Monday, May. 19, 1947

Without Fireworks

To the Havana man in the street, Communist Lazaro Pena is the Cuban Confederation of Labor (C.T.C.) and the Cuban Confederation of Labor is Pena. Once a tobacco worker and now a connoisseur of fine cigars, he dominates meetings of his 400,000-member Confederation with his booming, deliberate voice, his attacks on U.S. imperialismo, his praise of Russia. His chief monument is the block-long Palacio de Los Trabajadores (Labor Palace), for which President Ramon Grau San Martin allotted $772,000 to butter up the Communists after they had given him a political hotfoot in 1945.

In the still unfinished Palace, Pena last week dominated the fifth annual Congress of the Confederation. There were no fireworks of the sort that set off an explosion last month, when a row between Commies and non-Commies broke up the Congress and forced its postponement (TIME, April 21). Pena was re-elected secretary-general, and carried with him an all-Communist executive committee.

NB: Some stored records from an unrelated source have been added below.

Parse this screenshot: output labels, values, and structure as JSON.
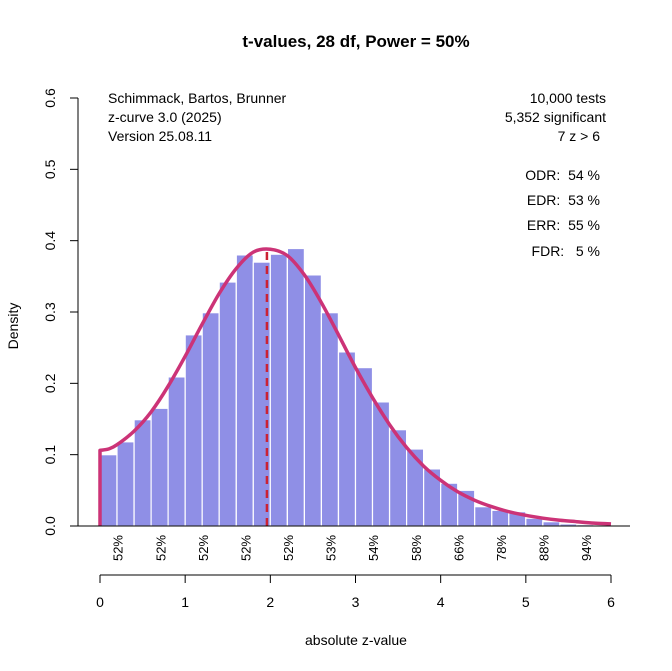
{
  "chart_data": {
    "type": "bar",
    "title": "t-values, 28 df, Power = 50%",
    "xlabel": "absolute z-value",
    "ylabel": "Density",
    "xlim": [
      0,
      6
    ],
    "ylim": [
      0,
      0.6
    ],
    "x_ticks": [
      "0",
      "1",
      "2",
      "3",
      "4",
      "5",
      "6"
    ],
    "y_ticks": [
      "0.0",
      "0.1",
      "0.2",
      "0.3",
      "0.4",
      "0.5",
      "0.6"
    ],
    "grid": false,
    "histogram": {
      "name": "observed z-values",
      "bin_width": 0.2,
      "bin_starts": [
        0.0,
        0.2,
        0.4,
        0.6,
        0.8,
        1.0,
        1.2,
        1.4,
        1.6,
        1.8,
        2.0,
        2.2,
        2.4,
        2.6,
        2.8,
        3.0,
        3.2,
        3.4,
        3.6,
        3.8,
        4.0,
        4.2,
        4.4,
        4.6,
        4.8,
        5.0,
        5.2,
        5.4,
        5.6,
        5.8
      ],
      "density": [
        0.1,
        0.118,
        0.149,
        0.165,
        0.209,
        0.268,
        0.299,
        0.342,
        0.38,
        0.37,
        0.381,
        0.389,
        0.352,
        0.299,
        0.244,
        0.222,
        0.174,
        0.135,
        0.108,
        0.08,
        0.06,
        0.05,
        0.027,
        0.022,
        0.02,
        0.011,
        0.006,
        0.003,
        0.002,
        0.001
      ],
      "color": "#8f8fe6"
    },
    "density_curve": {
      "name": "fitted density",
      "x": [
        0.0,
        0.1,
        0.2,
        0.4,
        0.6,
        0.8,
        1.0,
        1.2,
        1.4,
        1.6,
        1.8,
        2.0,
        2.2,
        2.4,
        2.6,
        2.8,
        3.0,
        3.2,
        3.4,
        3.6,
        3.8,
        4.0,
        4.2,
        4.4,
        4.6,
        4.8,
        5.0,
        5.2,
        5.4,
        5.6,
        5.8,
        6.0
      ],
      "y": [
        0.106,
        0.108,
        0.114,
        0.133,
        0.16,
        0.196,
        0.238,
        0.283,
        0.326,
        0.361,
        0.384,
        0.388,
        0.379,
        0.352,
        0.313,
        0.268,
        0.222,
        0.18,
        0.142,
        0.11,
        0.084,
        0.064,
        0.048,
        0.036,
        0.027,
        0.02,
        0.015,
        0.011,
        0.008,
        0.006,
        0.004,
        0.003
      ],
      "color": "#cc3377"
    },
    "threshold_line": {
      "x": 1.96,
      "style": "dashed",
      "color": "#cc2233"
    },
    "power_labels": {
      "x": [
        0.25,
        0.75,
        1.25,
        1.75,
        2.25,
        2.75,
        3.25,
        3.75,
        4.25,
        4.75,
        5.25,
        5.75
      ],
      "labels": [
        "52%",
        "52%",
        "52%",
        "52%",
        "52%",
        "53%",
        "54%",
        "58%",
        "66%",
        "78%",
        "88%",
        "94%"
      ]
    },
    "annotations": {
      "left": [
        "Schimmack, Bartos, Brunner",
        "z-curve 3.0 (2025)",
        "Version 25.08.11"
      ],
      "right": [
        "10,000 tests",
        "5,352 significant",
        "7 z > 6"
      ],
      "stats": [
        "ODR:  54 %",
        "EDR:  53 %",
        "ERR:  55 %",
        "FDR:   5 %"
      ]
    }
  }
}
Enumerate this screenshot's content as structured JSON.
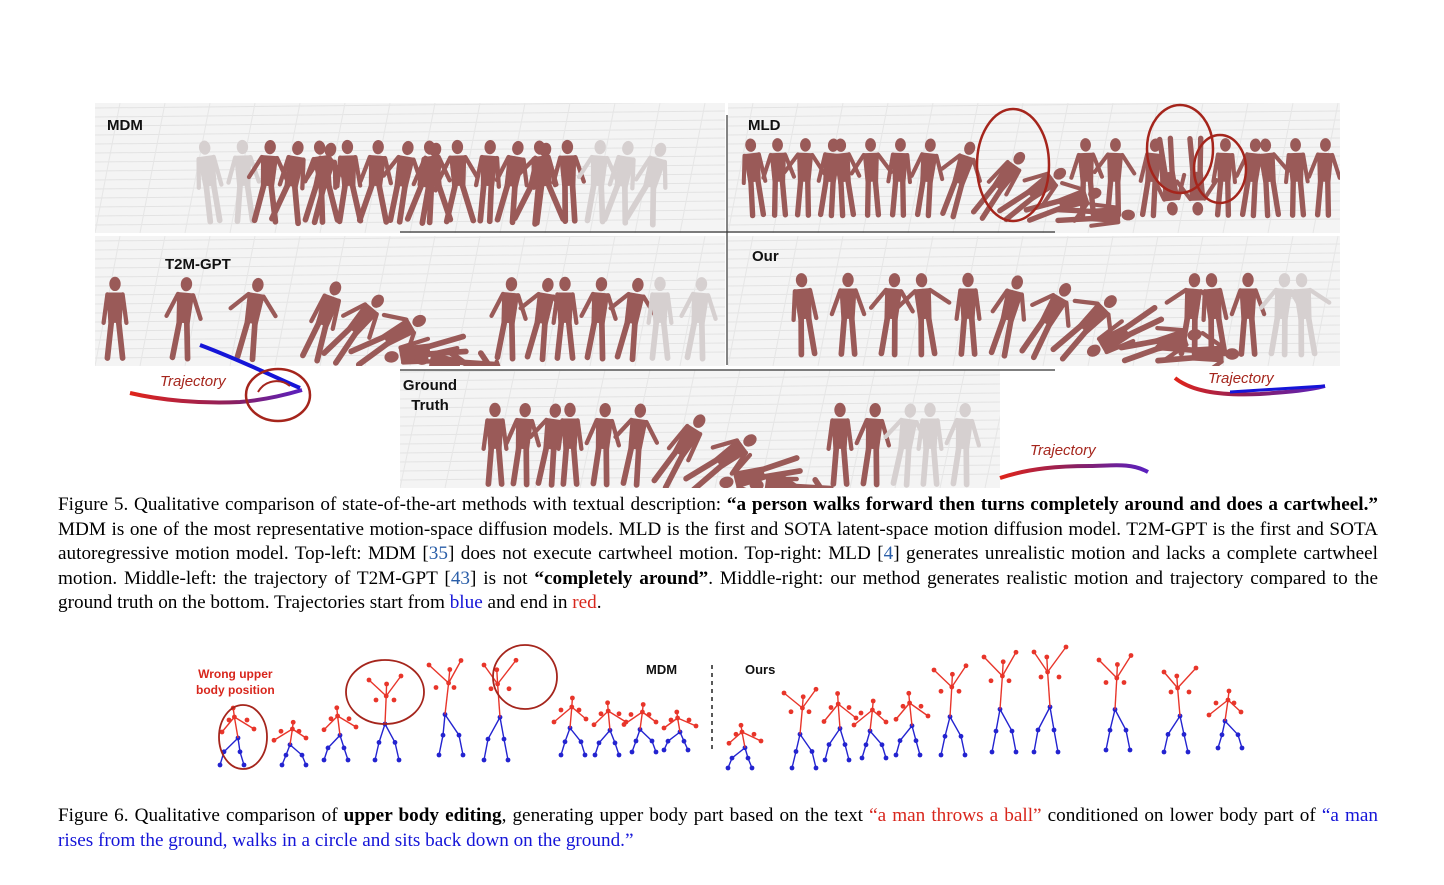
{
  "figure5": {
    "panels": {
      "mdm": "MDM",
      "mld": "MLD",
      "t2mgpt": "T2M-GPT",
      "our": "Our",
      "gt_line1": "Ground",
      "gt_line2": "Truth"
    },
    "trajectory_label": "Trajectory",
    "caption": {
      "prefix": "Figure 5. Qualitative comparison of state-of-the-art methods with textual description: ",
      "quote": "“a person walks forward then turns completely around and does a cartwheel.”",
      "s1": " MDM is one of the most representative motion-space diffusion models. MLD is the first and SOTA latent-space motion diffusion model. T2M-GPT is the first and SOTA autoregressive motion model. Top-left: MDM [",
      "ref1": "35",
      "s2": "] does not execute cartwheel motion. Top-right: MLD [",
      "ref2": "4",
      "s3": "] generates unrealistic motion and lacks a complete cartwheel motion. Middle-left: the trajectory of T2M-GPT [",
      "ref3": "43",
      "s4": "] is not ",
      "bold2": "“completely around”",
      "s5": ". Middle-right: our method generates realistic motion and trajectory compared to the ground truth on the bottom. Trajectories start from ",
      "blue_word": "blue",
      "s6": " and end in ",
      "red_word": "red",
      "s7": "."
    }
  },
  "figure6": {
    "annotation_line1": "Wrong upper",
    "annotation_line2": "body position",
    "mdm_label": "MDM",
    "ours_label": "Ours",
    "caption": {
      "prefix": "Figure 6. Qualitative comparison of ",
      "bold": "upper body editing",
      "s1": ", generating upper body part based on the text ",
      "red_text": "“a man throws a ball”",
      "s2": " conditioned on lower body part of ",
      "blue_text": "“a man rises from the ground, walks in a circle and sits back down on the ground.”"
    }
  },
  "colors": {
    "body": "#9a5a58",
    "ghost": "#d6d0d0",
    "traj_red": "#d8261c",
    "traj_blue": "#1515d8",
    "circle": "#a5251c",
    "skeleton_upper": "#e8352a",
    "skeleton_lower": "#2323d0"
  }
}
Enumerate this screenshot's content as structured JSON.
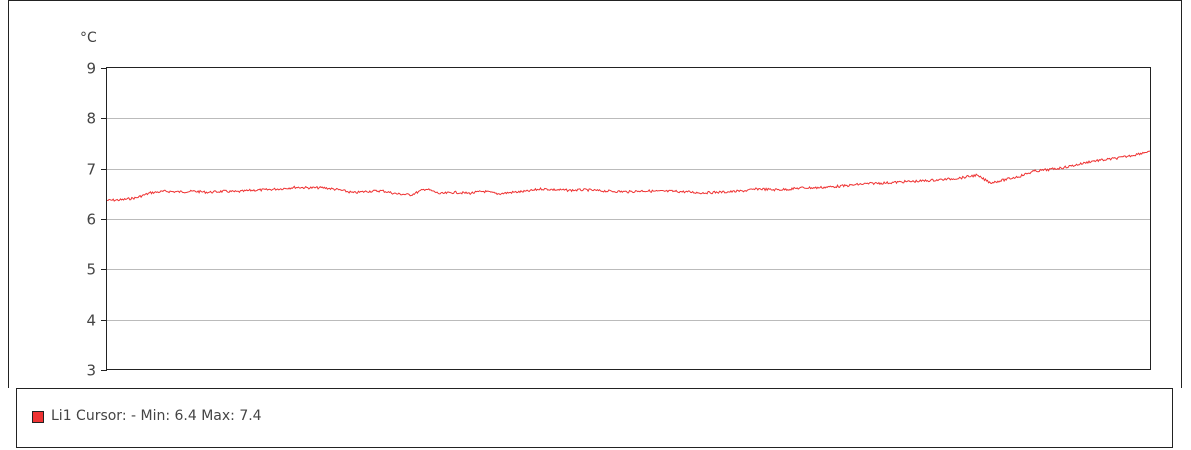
{
  "chart_data": {
    "type": "line",
    "unit": "°C",
    "ylim": [
      3,
      9
    ],
    "yticks": [
      3,
      4,
      5,
      6,
      7,
      8,
      9
    ],
    "grid": true,
    "series": [
      {
        "name": "Li1",
        "color": "#ee3333",
        "values": [
          6.37,
          6.38,
          6.42,
          6.52,
          6.55,
          6.54,
          6.55,
          6.53,
          6.55,
          6.54,
          6.57,
          6.58,
          6.6,
          6.63,
          6.62,
          6.62,
          6.58,
          6.52,
          6.55,
          6.56,
          6.5,
          6.48,
          6.6,
          6.5,
          6.53,
          6.51,
          6.55,
          6.5,
          6.53,
          6.55,
          6.6,
          6.58,
          6.57,
          6.58,
          6.56,
          6.55,
          6.54,
          6.56,
          6.55,
          6.55,
          6.54,
          6.52,
          6.53,
          6.54,
          6.56,
          6.6,
          6.58,
          6.59,
          6.62,
          6.62,
          6.64,
          6.66,
          6.69,
          6.71,
          6.72,
          6.74,
          6.75,
          6.77,
          6.79,
          6.82,
          6.87,
          6.72,
          6.78,
          6.85,
          6.95,
          6.98,
          7.02,
          7.08,
          7.15,
          7.18,
          7.22,
          7.28,
          7.35
        ]
      }
    ]
  },
  "legend": {
    "text": "Li1 Cursor: - Min: 6.4 Max: 7.4"
  },
  "colors": {
    "line": "#ee3333",
    "grid": "#bbbbbb",
    "axis": "#222222"
  }
}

Labor leaders who belong to President Grau's Autentico (Cuban Revolutionary Party) stayed away from the Congress; so did independents. They called it illegal, because the Government commission appointed to check delegates' credentials had not finished its work. At week's end the anti-Communist forces tentatively scheduled a "legal Congress" for May 18, speculated on who would control the Confederation's treasury if there were rival officers. They wondered if this would force President Grau, who needs Communist support for his administration, to take a stand for or against his Red allies.